Das Landgericht Köln (28 O 611/10) hat sich wieder einmal mit einer Filesharing-Abmahnung beschäftigt und dabei den „falschen Vertragspartner“ als Argument abgelehnt, oder genauer, sich damit gar nicht erst beschäftigt. Hintergrund war eine fehlerhafte Auskunft des Providers, der hat zu der ermittelten IP-Adresse nämlich die Anschrift des später abgemahnten benannt, allerdings eine falsche Person (Frau X anstelle Herrn Y). Auf die Abmahnung reagierte der Abgemahnte gar nicht, da er sich gar nicht erst abgemahnt fühlte.

In der später erhobenen Klage führten die „Abmahner“ u.a. an, dass es sich um einen Fall der „falsa demonstratio non nocet“ handelt, will heißen: Wenn zwei Parteien etwas falsches sagen, aber übereinstimmend das richtige meinen, dann schadet die falsche Bezeichnung nicht. Beispiel: A verkauft dem B ein Auto, beide nennen aber das Auto die ganze Zeit „Hühnerei“ – am Ende zählt das gewollte, nämlich „Auto“.

Als Argument wurde von den klagenden „Abmahnern“ angeführt, dass es verschiedenste Gründe haben kann, warum die dort nicht wohnende Frau X beim Provider benannt war, allem voran ist daran zu denken, dass der tatsächliche Nutzer des Vertrages böswillig falsche Daten beim Vertragsschluss angegeben hat.

Der „Abgemahnte“ wehrte sich mit zwei Argumenten: Zum einen wurde er noch nicht ordnungsgemäß abgemahnt, da er nun einmal nicht angeschrieben wurde. Zum anderen verwies er darauf, dass unter seiner Anschrift auch seine Lebensgefährtin lebte, somit auch diese gemeint sein könnte – wobei die dort nicht wohnende Frau X keine Anhaltspunkte bietet, wer nun letztlich gemeint sein könne.

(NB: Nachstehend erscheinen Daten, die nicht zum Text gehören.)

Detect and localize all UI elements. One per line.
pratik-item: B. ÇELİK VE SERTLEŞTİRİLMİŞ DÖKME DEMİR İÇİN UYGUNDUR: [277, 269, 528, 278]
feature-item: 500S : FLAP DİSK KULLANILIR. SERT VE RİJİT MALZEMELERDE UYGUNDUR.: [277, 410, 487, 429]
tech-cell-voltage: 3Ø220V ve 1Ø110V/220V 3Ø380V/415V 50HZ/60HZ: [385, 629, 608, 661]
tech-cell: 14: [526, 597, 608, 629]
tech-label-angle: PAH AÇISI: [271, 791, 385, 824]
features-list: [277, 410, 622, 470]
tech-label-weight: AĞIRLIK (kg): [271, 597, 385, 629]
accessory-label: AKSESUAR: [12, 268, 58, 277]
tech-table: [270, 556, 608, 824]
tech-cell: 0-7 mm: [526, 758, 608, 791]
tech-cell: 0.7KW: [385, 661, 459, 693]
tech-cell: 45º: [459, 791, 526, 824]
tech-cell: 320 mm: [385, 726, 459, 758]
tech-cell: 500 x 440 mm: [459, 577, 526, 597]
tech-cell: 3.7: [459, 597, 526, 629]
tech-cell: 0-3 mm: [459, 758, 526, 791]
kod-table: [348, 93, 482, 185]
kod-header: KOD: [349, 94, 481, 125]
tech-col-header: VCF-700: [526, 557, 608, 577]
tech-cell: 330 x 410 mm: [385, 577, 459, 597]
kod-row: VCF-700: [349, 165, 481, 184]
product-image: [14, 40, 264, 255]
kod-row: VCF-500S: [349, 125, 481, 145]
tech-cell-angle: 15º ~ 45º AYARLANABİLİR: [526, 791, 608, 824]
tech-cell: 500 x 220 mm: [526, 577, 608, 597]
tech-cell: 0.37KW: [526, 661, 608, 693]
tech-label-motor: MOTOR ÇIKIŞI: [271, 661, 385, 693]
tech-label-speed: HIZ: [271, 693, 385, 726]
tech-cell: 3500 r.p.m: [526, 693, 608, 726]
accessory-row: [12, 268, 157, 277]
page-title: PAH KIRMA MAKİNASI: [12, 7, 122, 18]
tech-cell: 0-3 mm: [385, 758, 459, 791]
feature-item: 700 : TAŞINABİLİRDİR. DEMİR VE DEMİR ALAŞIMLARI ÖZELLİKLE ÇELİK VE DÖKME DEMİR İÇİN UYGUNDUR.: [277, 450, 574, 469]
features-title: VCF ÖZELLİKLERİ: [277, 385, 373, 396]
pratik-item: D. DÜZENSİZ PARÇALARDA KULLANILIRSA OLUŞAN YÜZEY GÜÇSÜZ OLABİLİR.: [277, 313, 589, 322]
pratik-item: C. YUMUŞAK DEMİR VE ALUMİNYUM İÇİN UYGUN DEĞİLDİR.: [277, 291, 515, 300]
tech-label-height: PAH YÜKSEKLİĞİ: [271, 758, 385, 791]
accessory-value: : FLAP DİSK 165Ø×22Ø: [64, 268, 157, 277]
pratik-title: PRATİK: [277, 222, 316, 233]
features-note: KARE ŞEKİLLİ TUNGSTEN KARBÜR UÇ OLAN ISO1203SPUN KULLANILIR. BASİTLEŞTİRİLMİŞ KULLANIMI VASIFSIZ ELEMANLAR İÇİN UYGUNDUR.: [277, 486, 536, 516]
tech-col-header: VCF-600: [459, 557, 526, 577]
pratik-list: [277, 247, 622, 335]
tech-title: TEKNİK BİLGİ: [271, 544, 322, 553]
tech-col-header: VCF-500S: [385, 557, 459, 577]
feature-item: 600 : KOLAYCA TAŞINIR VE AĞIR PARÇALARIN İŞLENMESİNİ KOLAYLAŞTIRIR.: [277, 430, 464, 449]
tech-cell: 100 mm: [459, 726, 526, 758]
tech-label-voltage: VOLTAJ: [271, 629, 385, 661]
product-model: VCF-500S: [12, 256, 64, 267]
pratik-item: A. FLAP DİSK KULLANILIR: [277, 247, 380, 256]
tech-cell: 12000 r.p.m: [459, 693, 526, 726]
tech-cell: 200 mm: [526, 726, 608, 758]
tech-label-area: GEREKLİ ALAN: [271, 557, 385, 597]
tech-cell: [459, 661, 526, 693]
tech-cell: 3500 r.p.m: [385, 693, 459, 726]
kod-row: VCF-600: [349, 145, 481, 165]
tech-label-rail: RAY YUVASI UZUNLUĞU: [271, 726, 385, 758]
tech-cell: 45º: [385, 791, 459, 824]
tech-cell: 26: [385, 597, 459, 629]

Das Landgericht wollte dem nicht folgen, wobei es gar nicht viel dazu schreibt, sondern nur kurz meint:

Der Beklagte ist Passivlegitimiert. Unstreitig ist er Inhaber des Internetanschlusses […]

Sprich: Es lief über den betroffenen Internetanschluss, er ist Inhaber und dass beim Provider eine andere Person gemeldet ist, schadet nicht. Im Kern wird damit dem falsa demonstratio-Grundsatz gefolgt. Im übrigen musste der Anschlussinhaber – trotz Bestreitens der Täterschaft – auch Schadensersatz zahlen, denn das LG Köln vertritt weiterhin die Ansicht, dass entsprechend der BGH-Entscheidung („Sommer unseres Lebens“) eine Vermutung für die Täterschaft beim Anschlussinhaber besteht, die er substantiiert zu widerlegen hat.